- Born: 1969 Morocco
- Died: 3 July 2005 (aged 35–36) Riyadh, Saudi Arabia
- Allegiance: Al-Qaeda
- Service years: 1992–2005
- Conflicts: Bosnian War (1992–1995); Riyadh clash (2005) †;

= Younis Mohammed Ibrahim al-Hayari =

Member of Al-Qaeda killed in Saudi Arabia

Younis Mohammed Ibrahim al-Hayari (يونس محمد ابراهيم الحياري, 1969 – 3 July 2005) was a Moroccan Al-Qaeda member.

==Background==
During the 1990s, al-Hayari fought in Bosnia. He was listed first on Saudi Arabia's list of their 36 "most wanted terrorist suspects,” which was published on 28 June 2005. The following month, on 3 July 2005, he was reported killed in a shootout involving Saudi Arabian security forces in Riyadh. At the time of his death, he was reportedly the leader of Al-Qaeda in the Arabian Peninsula.
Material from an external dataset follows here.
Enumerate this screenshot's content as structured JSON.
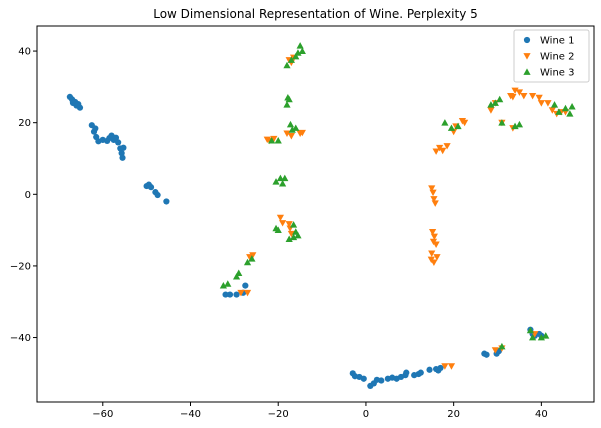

According to Saudi officials, al-Hayari had travelled to Saudi Arabia for Hajj in 2001 and subsequently went underground. He was accused of participating in various attacks in the country, in collaboration with fellow Moroccan militant Karim el-Mejjati, with the latter having been killed a few weeks earlier in a raid that took place at Al-Rass.